Cognitive Behavioral Therapy (CBT)
CBT is a popular treatment for phobic sufferers to help them address their harmful thought patterns and behavior. The aim is to replace these counterproductive thought patterns and behavior with new healthy ones. Modern CBT techniques even use virtual reality technology as a tool to expose patients to their object of fear, but in a safe and stable environment.
Tips for Coping with Conflict Phobia
For sure it would be difficult, but somehow learn to step out of your comfort zone. Being timid could expose you to manipulation and abuse. You are your number one advocate: learn to step into your power and use it. You are a person with rights, which include speaking up whenever you see something questionable.
Overcoming your fear of conflict will not be for your benefit alone. It would also help people around you. You might have loved ones you to defend or back up. By coping with your fear of confrontation, you’ll be able to give them appropriate support.
If you’ve decided to take a step forward to battle your phobia, remember to enlist the support of people you trust the most.

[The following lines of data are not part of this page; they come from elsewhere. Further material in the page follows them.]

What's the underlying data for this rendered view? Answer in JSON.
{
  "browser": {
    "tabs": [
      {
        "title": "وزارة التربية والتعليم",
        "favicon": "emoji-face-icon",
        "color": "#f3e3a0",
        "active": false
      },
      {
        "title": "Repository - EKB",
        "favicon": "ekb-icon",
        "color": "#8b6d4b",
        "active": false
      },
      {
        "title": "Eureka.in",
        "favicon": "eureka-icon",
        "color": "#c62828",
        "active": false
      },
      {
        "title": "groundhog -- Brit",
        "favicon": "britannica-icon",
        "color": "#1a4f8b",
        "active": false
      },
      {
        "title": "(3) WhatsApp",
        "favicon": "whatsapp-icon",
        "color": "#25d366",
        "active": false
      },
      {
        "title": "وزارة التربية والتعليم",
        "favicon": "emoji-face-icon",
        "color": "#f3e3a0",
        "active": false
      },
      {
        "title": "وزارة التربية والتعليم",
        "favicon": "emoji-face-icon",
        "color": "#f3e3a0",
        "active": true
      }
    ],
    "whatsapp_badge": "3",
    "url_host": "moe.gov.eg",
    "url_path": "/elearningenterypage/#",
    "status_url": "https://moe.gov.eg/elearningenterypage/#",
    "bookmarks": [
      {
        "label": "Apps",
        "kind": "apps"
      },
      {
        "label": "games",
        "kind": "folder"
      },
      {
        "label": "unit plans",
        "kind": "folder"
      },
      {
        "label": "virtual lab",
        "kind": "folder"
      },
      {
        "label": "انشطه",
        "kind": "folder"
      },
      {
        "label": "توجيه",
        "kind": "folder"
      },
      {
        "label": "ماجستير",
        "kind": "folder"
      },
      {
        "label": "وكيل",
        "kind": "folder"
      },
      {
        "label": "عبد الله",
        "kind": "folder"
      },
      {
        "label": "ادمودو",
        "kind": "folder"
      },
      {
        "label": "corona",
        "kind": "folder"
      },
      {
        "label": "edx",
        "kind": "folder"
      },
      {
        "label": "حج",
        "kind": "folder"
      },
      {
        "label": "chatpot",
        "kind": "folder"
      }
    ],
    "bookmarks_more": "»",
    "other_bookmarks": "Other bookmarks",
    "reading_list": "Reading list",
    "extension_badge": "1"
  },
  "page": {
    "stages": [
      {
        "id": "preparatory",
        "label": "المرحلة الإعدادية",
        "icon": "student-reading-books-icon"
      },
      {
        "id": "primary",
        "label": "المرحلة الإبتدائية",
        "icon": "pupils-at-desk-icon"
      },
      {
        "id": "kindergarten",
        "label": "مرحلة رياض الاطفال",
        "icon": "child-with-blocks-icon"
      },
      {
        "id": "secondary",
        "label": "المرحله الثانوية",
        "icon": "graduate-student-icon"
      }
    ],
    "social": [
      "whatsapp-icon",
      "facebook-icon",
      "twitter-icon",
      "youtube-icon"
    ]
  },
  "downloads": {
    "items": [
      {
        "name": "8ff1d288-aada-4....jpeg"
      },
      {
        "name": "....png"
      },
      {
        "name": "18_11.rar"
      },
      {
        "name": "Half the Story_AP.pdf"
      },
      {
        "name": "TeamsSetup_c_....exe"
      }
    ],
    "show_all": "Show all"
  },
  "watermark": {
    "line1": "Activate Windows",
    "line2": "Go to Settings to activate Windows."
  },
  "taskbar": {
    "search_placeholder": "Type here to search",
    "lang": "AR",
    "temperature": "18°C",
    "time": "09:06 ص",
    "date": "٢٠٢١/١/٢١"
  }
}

Don’t worry if your pace is slow. What’s important is your decision to continue.
As you cope with your phobia, you’ll notice an upgrade in your quality of life. Your relationships will also take a turn for the better when you learn to shun passive-aggressive tendencies and face issues head-on.
Recovery is a long and hard journey. You can only finish it with commitment. You might struggle and falter at times, however, with commitment and the appropriate support, you will overcome conflict phobia.